In today’s class reading, “Framed and Mounted: Sport Through the Photographic Eye” by David Rowe, he discusses the role images have in sports photography.
Rowe believes sports photography is even more gender-biased today than it has been in the past. Like most still images, sports photos also carry a lot of connotation behind them and often time are tied to specific ideologies.
For Rowe, he argues that sports photography places women in a submissive role, often times showing female athletes being dominated by male athletes. I stumbled upon a related article, titled, “Media’s Effects on Perceptions of Athletes’ Gender and Race“, I found a similar argument being made, which supports Rowe’s stance.
The author, Shailendra Sharma, noted that “throughout history, women have struggled to gain equality in all walks of life. It is no different in the world of sport. Sport has long been thought a man’s domain, with women viewed strictly as spectators”. This is very evident in many of the photos published in today’s sports magazines and other various publications.
Not only are women viewed as inferior to men in sports photography, but more often than not they are not pictured in many sports magazines in general.
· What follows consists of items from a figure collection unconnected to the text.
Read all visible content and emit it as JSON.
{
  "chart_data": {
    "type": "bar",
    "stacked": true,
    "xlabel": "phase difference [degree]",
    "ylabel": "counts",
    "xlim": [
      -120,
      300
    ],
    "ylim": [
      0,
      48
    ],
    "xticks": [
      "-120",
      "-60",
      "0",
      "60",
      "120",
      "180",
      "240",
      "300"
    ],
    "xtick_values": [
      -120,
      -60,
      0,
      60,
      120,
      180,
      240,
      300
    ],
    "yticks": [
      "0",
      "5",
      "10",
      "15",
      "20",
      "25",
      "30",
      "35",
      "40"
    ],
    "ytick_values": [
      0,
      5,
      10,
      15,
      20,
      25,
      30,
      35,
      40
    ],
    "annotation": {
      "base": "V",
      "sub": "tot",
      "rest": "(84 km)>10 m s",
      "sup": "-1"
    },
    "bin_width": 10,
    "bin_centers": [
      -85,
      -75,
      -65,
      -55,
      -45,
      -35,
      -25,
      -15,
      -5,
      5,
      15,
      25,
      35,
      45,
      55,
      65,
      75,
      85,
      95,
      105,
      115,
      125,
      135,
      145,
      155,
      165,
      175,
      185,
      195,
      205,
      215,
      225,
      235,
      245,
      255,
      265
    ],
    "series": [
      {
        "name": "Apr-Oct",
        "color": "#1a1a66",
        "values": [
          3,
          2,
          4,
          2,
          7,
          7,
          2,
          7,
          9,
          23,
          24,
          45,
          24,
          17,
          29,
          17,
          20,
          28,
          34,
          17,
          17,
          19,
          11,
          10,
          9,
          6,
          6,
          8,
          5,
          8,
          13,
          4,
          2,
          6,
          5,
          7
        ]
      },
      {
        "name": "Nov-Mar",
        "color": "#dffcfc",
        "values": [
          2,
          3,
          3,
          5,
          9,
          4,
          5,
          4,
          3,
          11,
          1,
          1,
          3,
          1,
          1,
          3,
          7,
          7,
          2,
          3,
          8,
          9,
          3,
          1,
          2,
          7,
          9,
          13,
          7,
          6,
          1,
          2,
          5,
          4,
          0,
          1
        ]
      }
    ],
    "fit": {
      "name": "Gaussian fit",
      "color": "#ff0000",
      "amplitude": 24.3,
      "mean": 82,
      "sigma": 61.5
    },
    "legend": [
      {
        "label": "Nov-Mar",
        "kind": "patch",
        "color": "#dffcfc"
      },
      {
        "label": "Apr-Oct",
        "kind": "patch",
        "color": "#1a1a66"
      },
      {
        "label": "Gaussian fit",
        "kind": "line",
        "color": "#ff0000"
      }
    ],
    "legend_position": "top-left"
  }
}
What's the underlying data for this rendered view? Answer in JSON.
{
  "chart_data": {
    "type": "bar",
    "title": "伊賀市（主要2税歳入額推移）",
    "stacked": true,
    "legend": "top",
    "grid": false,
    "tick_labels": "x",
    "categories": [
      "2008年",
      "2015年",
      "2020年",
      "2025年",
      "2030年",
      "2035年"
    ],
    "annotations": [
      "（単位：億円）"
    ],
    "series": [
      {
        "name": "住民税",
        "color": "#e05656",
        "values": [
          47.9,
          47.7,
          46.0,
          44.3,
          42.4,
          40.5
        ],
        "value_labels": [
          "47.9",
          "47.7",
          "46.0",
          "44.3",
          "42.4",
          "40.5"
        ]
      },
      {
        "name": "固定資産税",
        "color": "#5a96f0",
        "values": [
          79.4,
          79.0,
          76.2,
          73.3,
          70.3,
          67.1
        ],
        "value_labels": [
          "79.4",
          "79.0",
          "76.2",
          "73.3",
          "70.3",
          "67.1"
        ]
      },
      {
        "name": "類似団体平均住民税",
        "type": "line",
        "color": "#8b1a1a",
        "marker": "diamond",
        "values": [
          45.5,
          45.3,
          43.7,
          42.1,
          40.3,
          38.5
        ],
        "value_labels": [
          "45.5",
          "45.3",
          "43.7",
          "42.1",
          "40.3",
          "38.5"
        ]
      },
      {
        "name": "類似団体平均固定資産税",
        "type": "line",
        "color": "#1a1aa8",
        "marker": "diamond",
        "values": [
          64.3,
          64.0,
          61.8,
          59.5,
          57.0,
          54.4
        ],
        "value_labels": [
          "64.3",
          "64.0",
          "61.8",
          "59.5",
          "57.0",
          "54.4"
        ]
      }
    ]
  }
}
For example, Rowe says “women continue to be underrepresented in the highly prestigious world of sport” (Rowe, 146).
A perfect example of a sports publication that idolizes women athletes as sex symbols is Sports Illustrated, which publishes an annual magazine entirely devoted to female athletes posing provocatively in bikinis. According to Rowe there was a study done which was, “an analysis of 1979 Sports Illustrated Silver Anniversary Issue, which found that 60 percent of all photographs of sportswomen showed them in ‘passive, non-athletic roles’ compared with only 44 percent of all photographs of sportsmen” (146). Clearly there is a pretty big discrepancy.
While not all sports photography is aimed at hindering the image of female athletes, it seems to be an ongoing method in today’s communication world. However, it’s important to note there are other uses of the sports image, such as “the task of creating sports social memory” (Rowe, 169). For example, who could ever forget the time Kerri Strug managed to win the gold medal in the 1996 Olympics for the Women’s Gymnastics Team? That’s a moment that will carry on forever as an American memory all thanks to photography.
Questions to Ponder:
1) What are some other beneficial uses of sports photography?
2) What’s an example of a famous sports photo that sticks in your memory and why?